Back when Gordon and I started blogging, we wrote a lot of "observing the world" posts. This post is like that --sort of 2004-ish.
I recently downloaded (but have not read) a new biography of David Foster Wallace called Every Love Story is a Ghost Story by D.T. Max. Wallace is from Champaign-Urbana, from an academic family, so I can't help but be interested. I've read all of Mary Karr's memoirs, and Wallace makes an appearance in one, so I'm anxious to see if she's in his biography. (Besides the law, I love to read fiction and am inexplicably drawn to "memoirs of affliction" so the biography should be an intersection of the two, I guess.) In reading the reviews of the biography, I was struck by the similarities between how Wallace's place in the literary world is similar to James Dean's place in Hollywood. Wallace only wrote three novels, one of which was published posthumously. (Wallace also wrote short stories and essays, some of which are as famous as his novels). Dean starred in only three films, though he was an extra in a few others. Both, of course, died at young ages when both were becoming quite famous for their incredible gifts.

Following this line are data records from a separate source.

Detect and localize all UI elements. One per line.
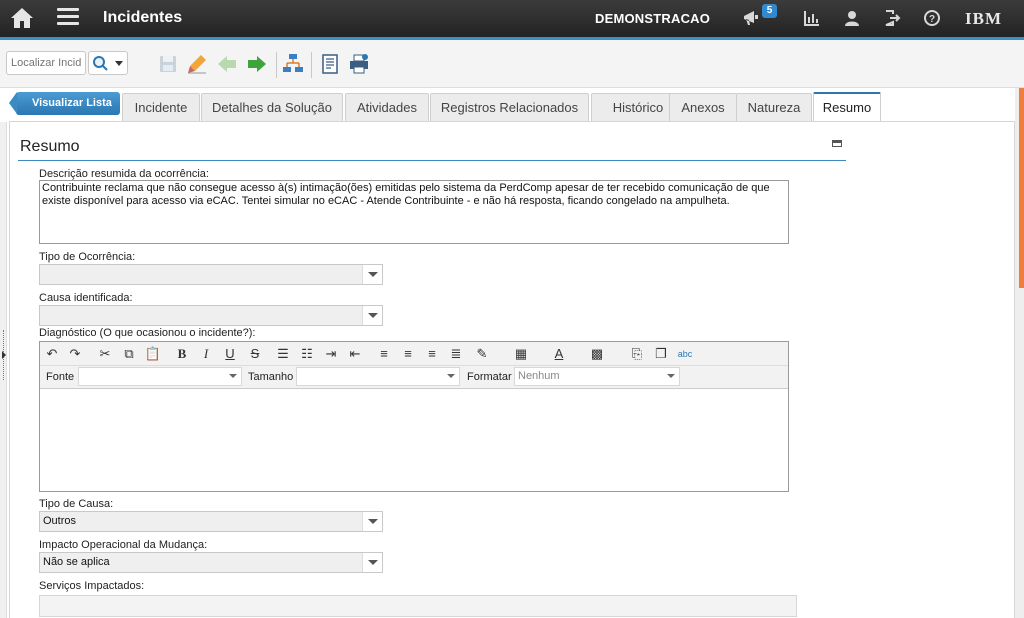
impacto-value: Não se aplica [43, 556, 110, 568]
outdent-icon[interactable]: ⇤ [346, 345, 364, 363]
workflow-route-icon[interactable] [282, 53, 304, 75]
font-color-icon[interactable]: A [550, 345, 568, 363]
chevron-down-icon[interactable] [362, 306, 382, 325]
previous-record-icon[interactable] [216, 53, 238, 75]
editor-format-row: Fonte Tamanho Formatar Nenhum [40, 366, 788, 389]
editor-toolbar: ↶ ↷ ✂ ⧉ 📋 B I U S ☰ ☷ ⇥ ⇤ ≡ ≡ ≡ ≣ ✎ ▦ A … [40, 342, 788, 366]
organization-name: DEMONSTRACAO [595, 11, 711, 26]
ibm-logo: IBM [965, 9, 1002, 28]
format-label: Formatar [467, 371, 512, 383]
underline-icon[interactable]: U [221, 345, 239, 363]
tipo-ocorrencia-select[interactable] [39, 264, 383, 285]
reports-chart-icon[interactable] [803, 9, 823, 27]
print-icon[interactable] [348, 53, 370, 75]
indent-icon[interactable]: ⇥ [322, 345, 340, 363]
toolbar-separator [276, 52, 277, 78]
expand-arrow-icon[interactable] [2, 351, 6, 359]
tipo-ocorrencia-label: Tipo de Ocorrência: [39, 251, 136, 263]
section-divider [18, 160, 846, 161]
size-label: Tamanho [248, 371, 294, 383]
impacto-label: Impacto Operacional da Mudança: [39, 539, 208, 551]
chevron-down-icon[interactable] [362, 265, 382, 284]
bulletin-megaphone-icon[interactable] [742, 9, 762, 27]
tab-incidente[interactable]: Incidente [122, 93, 200, 121]
descricao-textarea[interactable]: Contribuinte reclama que não consegue ac… [39, 180, 789, 244]
tab-atividades[interactable]: Atividades [345, 93, 429, 121]
section-title: Resumo [20, 138, 80, 155]
search-button[interactable] [88, 51, 128, 75]
tab-resumo[interactable]: Resumo [813, 92, 881, 122]
next-record-icon[interactable] [246, 53, 268, 75]
tipo-causa-select[interactable]: Outros [39, 511, 383, 532]
spellcheck-icon[interactable]: abc [676, 345, 694, 363]
servicos-impactados-field[interactable] [39, 595, 797, 617]
justify-icon[interactable]: ≣ [447, 345, 465, 363]
cut-icon[interactable]: ✂ [96, 345, 114, 363]
tab-registros-relacionados[interactable]: Registros Relacionados [430, 93, 589, 121]
align-center-icon[interactable]: ≡ [423, 345, 441, 363]
copy-icon[interactable]: ⧉ [120, 345, 138, 363]
ordered-list-icon[interactable]: ☰ [274, 345, 292, 363]
home-icon[interactable] [10, 7, 34, 29]
record-tabs: Visualizar Lista Incidente Detalhes da S… [9, 88, 1015, 122]
format-select[interactable]: Nenhum [514, 367, 680, 386]
menu-icon[interactable] [57, 8, 79, 28]
diagnostico-label: Diagnóstico (O que ocasionou o incidente… [39, 327, 256, 339]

Posthumously, both Wallace and Dean have become even more famous than in life. Dean is a Hollywood icon, whose famous face is well-known in popular culture. Wallace himself was portrayed in a Simpsons episode, though television culture generally only knows literary authors who stick to vampires and wizards. At a bookstore in O'Hare airport last year, I took this picture because I was struck by the inclusion of Infinite Jest, a book that did not appear on the NYT bestseller list until Wallace died, even though it was swamped by literary praise and awards. The number of folks who have plowed through its 1000 pages is probably small compared with other well-known books. But this display puts Infinite Jest with Gone With the Wind, Moby Dick and War and Peace.